Degree of splitting field of $x^6-3$ over $\mathbb{Q}((-3)^{1/2})$ and also over $\mathbb{F}_5$

Question

I am trying to find the degree of the splitting field of this polynomial over these two fields. For the degree over $\mathbb{Q}((-3)^{1/2})$ I got 3. I am pretty sure this is correct. For $\mathbb{F}_5$ I am not so sure though. I guess I am intimidated by characteristic p fields. Here are my thoughts so far: In $\mathbb{F}_5, x^6-3=x*x^5-3=x^2-3$. I think that this polynomial is irreducible in $\mathbb{F}_5$ which would make the degree 2. However I am not sure how to show this.

Any help would be very much appreciated.

Thanks

Answer 1

The finite fields are often easier to deal with in this type of questions. A useful property of the finite fields is that all non-zero elements are roots of unity. The field $GF(5^m)$ contains all the roots of unity of order any factor of $5^m-1$. This is because the multiplicative group is cyclic. Another key fact to remember is that a given finite field has only one (up to isomorphism) extension of any given (finite) degree.

I hint at two solutions using these two facts. You are welcome to expand either or both of them to a full solution. Depending on how familiar you are with these properties (I cannot tell, because it depends how much of the basic properties of finite fields you have covered at this point).

A solution to this problem using the first fact would start as follows. Here we see that $3^2\equiv -1 \pmod 5$ and $3^4\equiv 1\pmod 5$, so $3$ is a primitive root of unity of order $4$. Therefore any sixth root of $3$ in any extension of $F_5$ is a root of unity of order $n$, where $n$ is a factor of $24$. Therefore all the zeros of $x^3-6$ are in a field containing the $24^{th}$ roots of unity, which is... A remaining question then is: could the splitting field be a proper subfield of that field?

One solution using the second fact is to look for factorizations of $x^6-3$ over $F_5$. We notice that $3=8=2^3$ in $F_5$, so $$ x^6-3=(x^2)^3-2^3=(x^2-2)(x^4+2x^2+4). $$ The factor $x^2-2$ is easy to deal with. The second factor is trickier (which is why I slightly prefer the first solution). We can write it in $F_5[x]$ as $$ x^4+2x^2+4=x^4+7x^2+9=(x^4+6x^2+9)+x^2=(x^2+3)^2-4x^2 $$ a difference of two squares, which leads to a factorization $$ x^6-3=(x^2-2)(x^2-2x+3)(x^2+2x+3). $$ But this is more than a bit ad hoc. Anyway, you can pick it up from here.
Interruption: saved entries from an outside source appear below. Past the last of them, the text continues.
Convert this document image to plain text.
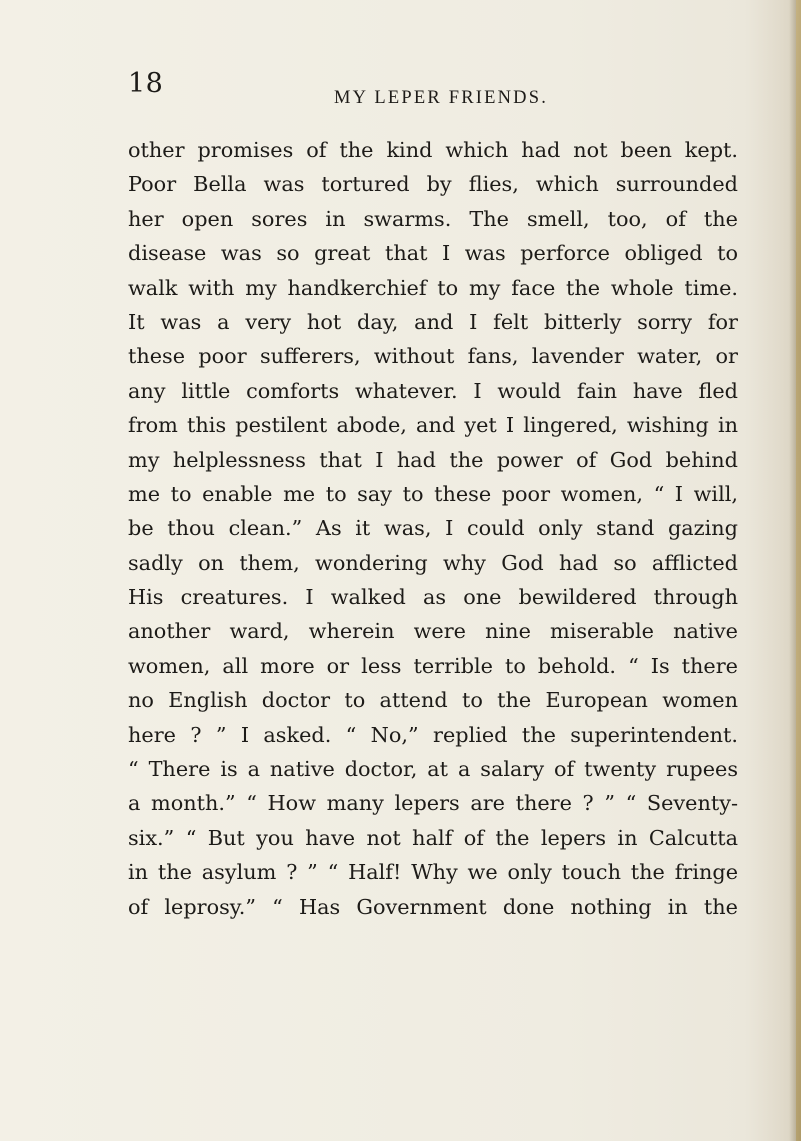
18	MY LEPER FRIENDS.
other promises of the kind which had not been kept.
Poor Bella was tortured by flies, which surrounded
her open sores in swarms. The smell, too, of the
disease was so great that I was perforce obliged to
walk with my handkerchief to my face the whole time.
It was a very hot day, and I felt bitterly sorry for
these poor sufferers, without fans, lavender water, or
any little comforts whatever. I would fain have fled
from this pestilent abode, and yet I lingered, wishing in
my helplessness that I had the power of God behind
me to enable me to say to these poor women, “ I will,
be thou clean.” As it was, I could only stand gazing
sadly on them, wondering why God had so afflicted
His creatures. I walked as one bewildered through
another ward, wherein were nine miserable native
women, all more or less terrible to behold. “ Is there
no English doctor to attend to the European women
here ? ” I asked. “ No,” replied the superintendent.
“ There is a native doctor, at a salary of twenty rupees
a month.” “ How many lepers are there ? ” “ Seventy-
six.” “ But you have not half of the lepers in Calcutta
in the asylum ? ” “ Half! Why we only touch the fringe
of leprosy.” “ Has Government done nothing in the
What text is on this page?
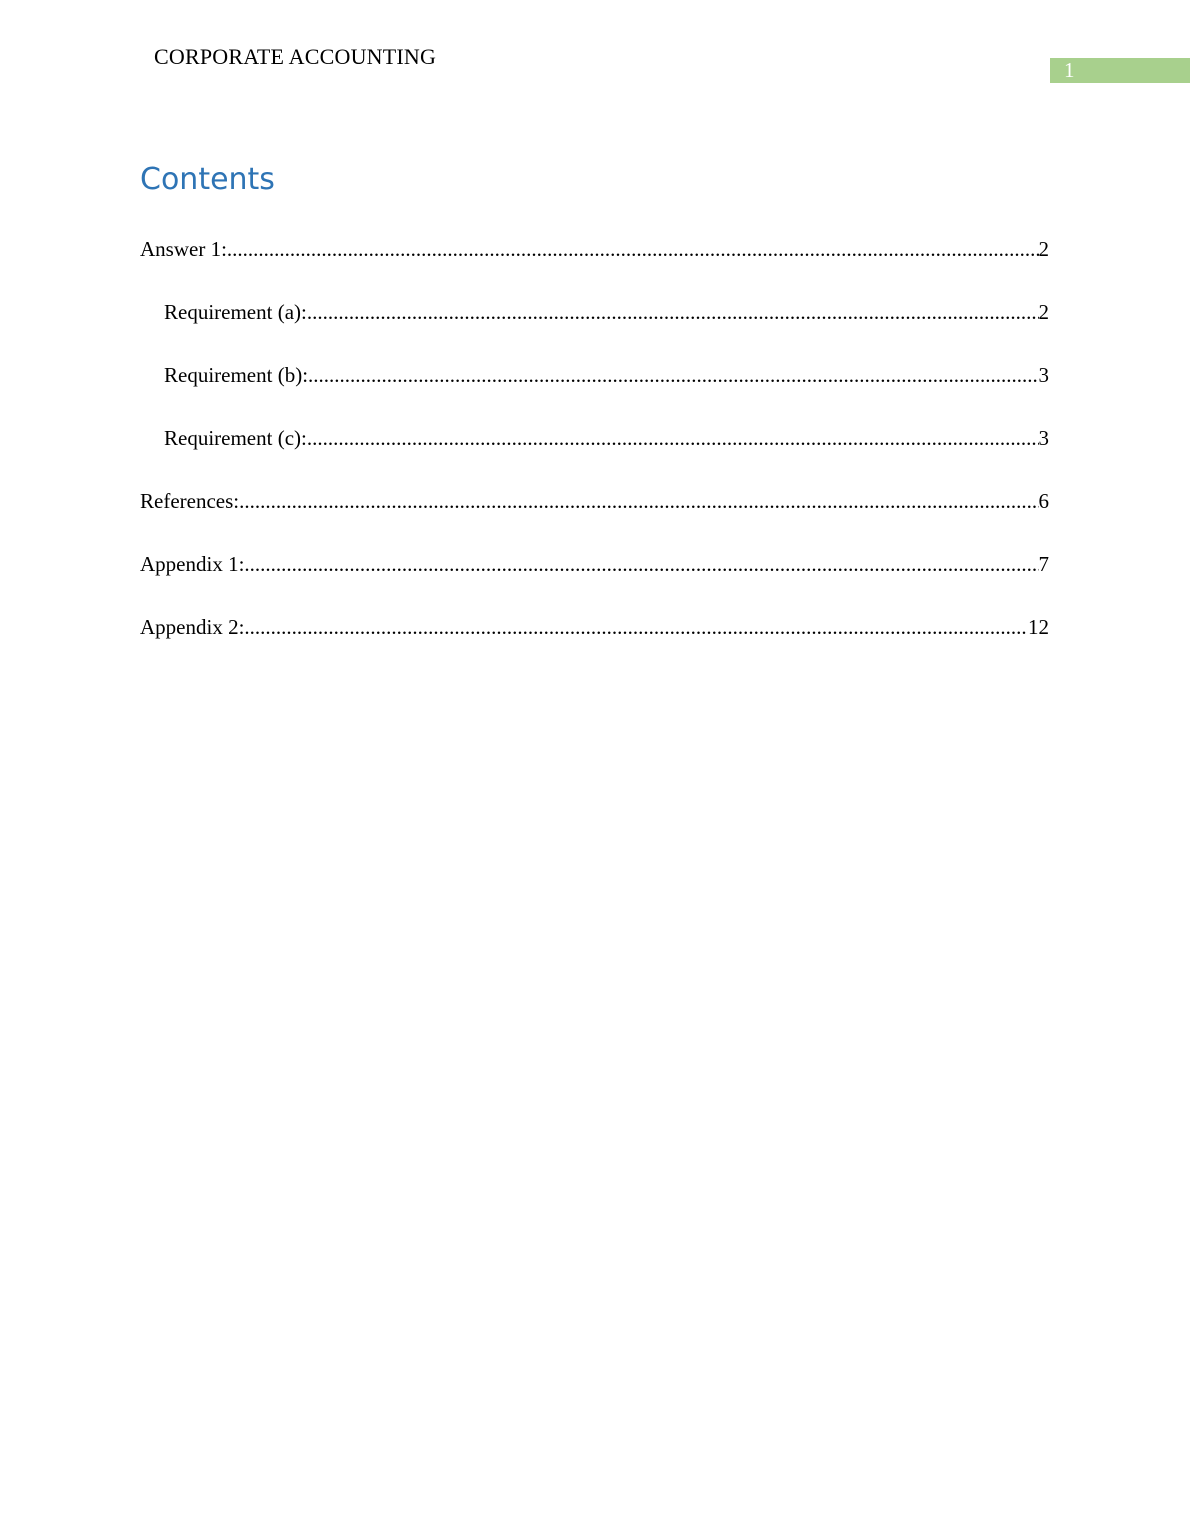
CORPORATE ACCOUNTING
1
Contents
Answer 1: .....	2
Requirement (a): .....	2
Requirement (b): .....	3
Requirement (c): .....	3
References: .....	6
Appendix 1: .....	7
Appendix 2: .....	12
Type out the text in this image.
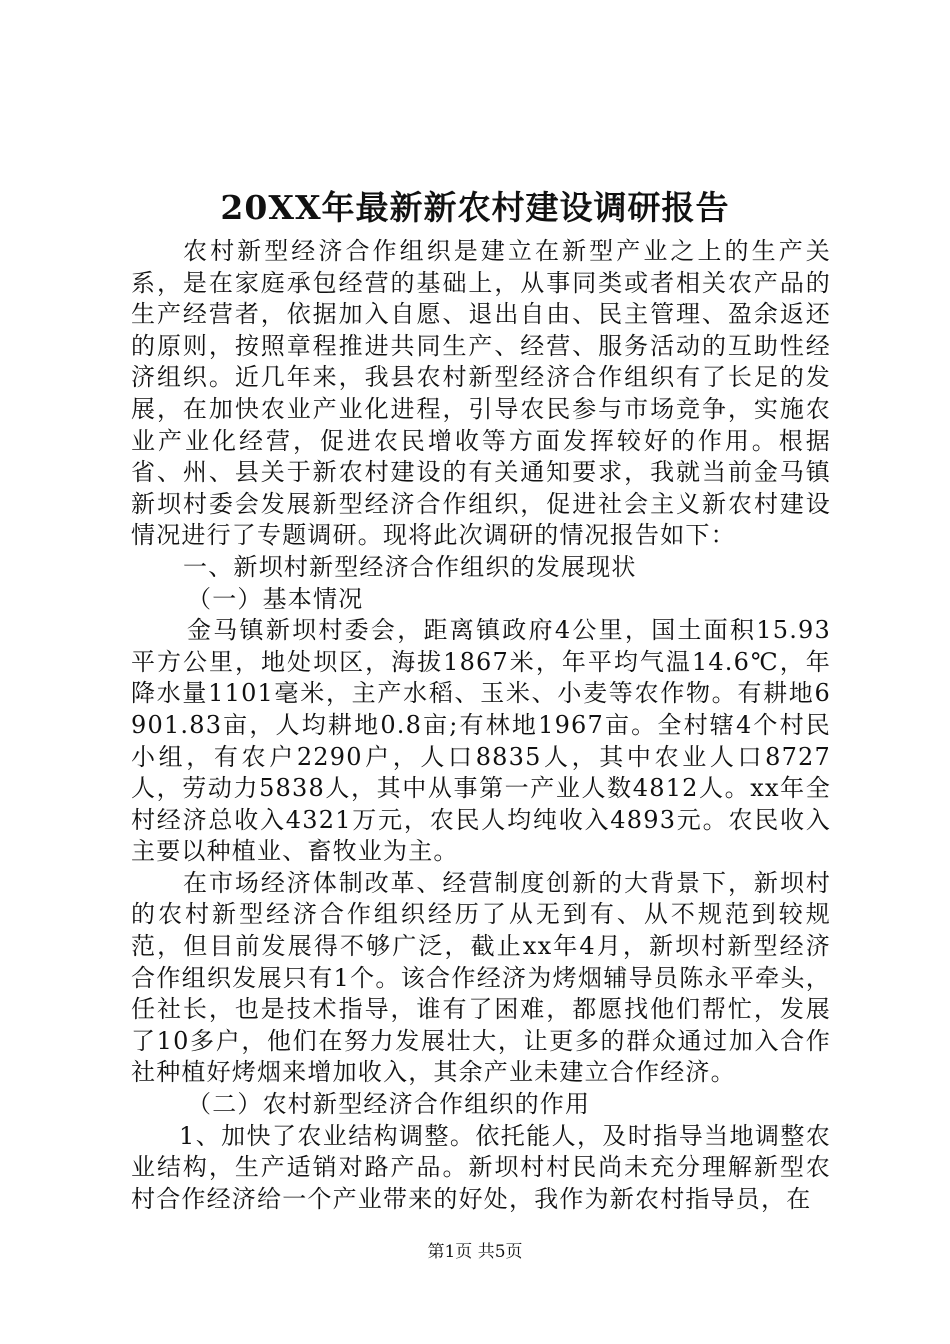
20XX年最新新农村建设调研报告

农村新型经济合作组织是建立在新型产业之上的生产关系，是在家庭承包经营的基础上，从事同类或者相关农产品的生产经营者，依据加入自愿、退出自由、民主管理、盈余返还的原则，按照章程推进共同生产、经营、服务活动的互助性经济组织。近几年来，我县农村新型经济合作组织有了长足的发展，在加快农业产业化进程，引导农民参与市场竞争，实施农业产业化经营，促进农民增收等方面发挥较好的作用。根据省、州、县关于新农村建设的有关通知要求，我就当前金马镇新坝村委会发展新型经济合作组织，促进社会主义新农村建设情况进行了专题调研。现将此次调研的情况报告如下：

一、新坝村新型经济合作组织的发展现状

（一）基本情况

金马镇新坝村委会，距离镇政府4公里，国土面积15.93平方公里，地处坝区，海拔1867米，年平均气温14.6℃，年降水量1101毫米，主产水稻、玉米、小麦等农作物。有耕地6901.83亩，人均耕地0.8亩;有林地1967亩。全村辖4个村民小组，有农户2290户，人口8835人，其中农业人口8727人，劳动力5838人，其中从事第一产业人数4812人。xx年全村经济总收入4321万元，农民人均纯收入4893元。农民收入主要以种植业、畜牧业为主。

在市场经济体制改革、经营制度创新的大背景下，新坝村的农村新型经济合作组织经历了从无到有、从不规范到较规范，但目前发展得不够广泛，截止xx年4月，新坝村新型经济合作组织发展只有1个。该合作经济为烤烟辅导员陈永平牵头，任社长，也是技术指导，谁有了困难，都愿找他们帮忙，发展了10多户，他们在努力发展壮大，让更多的群众通过加入合作社种植好烤烟来增加收入，其余产业未建立合作经济。

（二）农村新型经济合作组织的作用

1、加快了农业结构调整。依托能人，及时指导当地调整农业结构，生产适销对路产品。新坝村村民尚未充分理解新型农村合作经济给一个产业带来的好处，我作为新农村指导员，在

第1页 共5页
A third possibility (hinted at by Dylan Moreland) would be to combine these approaches, and determine the smallest extension field of $F_5$ that contains all the sixth roots of unity and one of the roots of $x^6-3$. Here I would use a zero of the easy factor $x^2-2$.

Answer 2

The roots of $x^6-3$ over the rationals are the numbers $\rho^m\root6\of3$ where $\rho$ is a primitive complex 6th root of unity and $m=0,1,\dots,5$, so the splitting field can be written $K={\bf Q}(\rho,\root6\of3)$. Now you've got a tower of fields ${\bf Q}\subset{\bf Q}(\rho)\subset K$. You ought to be able to show that ${\bf Q}(\rho)$ is ${\bf Q}(\sqrt{-3})$, and I think you'll find you got the wrong answer for the first question.